Olivier Myny

Personal information
- Full name: Olivier Gerrit Myny
- Date of birth: 10 November 1994 (age 31)
- Place of birth: Zwevegem, Belgium
- Height: 1.78 m (5 ft 10 in)
- Position: Right winger

Team information
- Current team: Gullegem

Senior career*
- Years: Team / Apps / (Gls)
- 2014–2015: Roeselare / 29 / (11)
- 2015–2018: Waasland-Beveren / 74 / (8)
- 2018–2021: OH Leuven / 41 / (1)
- 2021–2022: Mouscron / 23 / (0)
- 2022–2024: Dender EH / 44 / (6)
- 2024–2025: Lokeren / 8 / (0)
- 2026–: Gullegem / 0 / (0)

= Olivier Myny =

Belgian footballer

Olivier Gerrit Myny (born 10 November 1994) is a Belgian professional footballer who plays as a winger for Gullegem.

==Career==
In May 2018, Myny moved from Waasland-Beveren to OH Leuven.

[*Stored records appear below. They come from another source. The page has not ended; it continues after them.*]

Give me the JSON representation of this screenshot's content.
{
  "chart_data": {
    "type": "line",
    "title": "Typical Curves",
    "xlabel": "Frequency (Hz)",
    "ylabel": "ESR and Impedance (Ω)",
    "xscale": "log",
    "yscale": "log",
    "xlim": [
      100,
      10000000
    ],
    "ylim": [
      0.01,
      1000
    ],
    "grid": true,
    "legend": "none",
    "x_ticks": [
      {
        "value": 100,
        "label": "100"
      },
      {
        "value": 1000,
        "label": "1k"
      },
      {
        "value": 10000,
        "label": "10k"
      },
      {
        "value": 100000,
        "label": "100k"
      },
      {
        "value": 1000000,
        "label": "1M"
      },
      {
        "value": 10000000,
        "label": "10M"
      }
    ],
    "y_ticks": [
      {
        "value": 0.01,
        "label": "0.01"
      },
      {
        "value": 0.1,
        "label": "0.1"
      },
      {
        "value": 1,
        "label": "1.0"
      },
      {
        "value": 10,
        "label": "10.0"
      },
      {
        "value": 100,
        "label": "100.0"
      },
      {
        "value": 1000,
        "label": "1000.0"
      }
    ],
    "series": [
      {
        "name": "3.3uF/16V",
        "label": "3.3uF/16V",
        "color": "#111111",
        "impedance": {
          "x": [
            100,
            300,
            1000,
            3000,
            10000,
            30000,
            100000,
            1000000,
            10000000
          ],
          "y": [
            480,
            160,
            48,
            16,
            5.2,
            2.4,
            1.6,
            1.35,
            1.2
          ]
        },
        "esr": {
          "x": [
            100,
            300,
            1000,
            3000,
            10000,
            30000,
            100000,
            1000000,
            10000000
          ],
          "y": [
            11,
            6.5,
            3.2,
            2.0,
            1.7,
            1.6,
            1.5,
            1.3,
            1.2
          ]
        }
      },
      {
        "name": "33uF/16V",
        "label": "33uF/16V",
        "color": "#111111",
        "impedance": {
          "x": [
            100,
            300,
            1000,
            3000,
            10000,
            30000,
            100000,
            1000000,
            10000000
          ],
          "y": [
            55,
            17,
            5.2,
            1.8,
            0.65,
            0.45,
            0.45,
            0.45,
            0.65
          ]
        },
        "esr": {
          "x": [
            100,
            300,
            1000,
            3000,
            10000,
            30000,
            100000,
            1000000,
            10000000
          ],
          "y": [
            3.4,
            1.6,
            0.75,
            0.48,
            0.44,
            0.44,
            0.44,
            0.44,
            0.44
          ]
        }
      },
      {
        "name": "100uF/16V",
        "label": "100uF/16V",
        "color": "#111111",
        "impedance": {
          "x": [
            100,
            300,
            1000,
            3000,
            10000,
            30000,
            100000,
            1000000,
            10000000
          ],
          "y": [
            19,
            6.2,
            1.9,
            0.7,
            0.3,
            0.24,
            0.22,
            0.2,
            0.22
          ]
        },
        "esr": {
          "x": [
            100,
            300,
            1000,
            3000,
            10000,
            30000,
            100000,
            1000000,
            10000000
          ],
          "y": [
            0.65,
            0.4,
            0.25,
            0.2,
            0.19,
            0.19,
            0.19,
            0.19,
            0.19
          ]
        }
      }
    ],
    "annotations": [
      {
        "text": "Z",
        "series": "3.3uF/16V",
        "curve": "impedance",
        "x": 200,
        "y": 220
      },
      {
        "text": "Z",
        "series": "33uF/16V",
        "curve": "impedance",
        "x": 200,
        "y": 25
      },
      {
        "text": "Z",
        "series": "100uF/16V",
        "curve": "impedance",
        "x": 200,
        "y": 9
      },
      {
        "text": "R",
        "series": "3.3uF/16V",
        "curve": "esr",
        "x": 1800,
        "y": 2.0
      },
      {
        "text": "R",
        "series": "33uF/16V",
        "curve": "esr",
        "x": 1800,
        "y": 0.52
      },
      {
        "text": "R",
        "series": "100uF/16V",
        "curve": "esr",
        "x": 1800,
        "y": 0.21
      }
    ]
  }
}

He had signed for 3 seasons.

==Investigation==
In October 2018, Myny was interviewed as part of investigations following the 2017–2019 Belgian football fraud scandal. He was released by the investigating judge. In May 2019, Walter Mortelmans denied that he had tried to influence Myny to distort the match in Mechelen, which had been lost 2–0. His representative Jesse De Preter said a few days later that Myny had nothing to do with the match-fixing. Three player agents were found guilty of disregarding of competition regulations in June 2019. Myny was released. In July 2019, Myny's intermediary "Mortelmans" was banned for three years, two of which were deferred.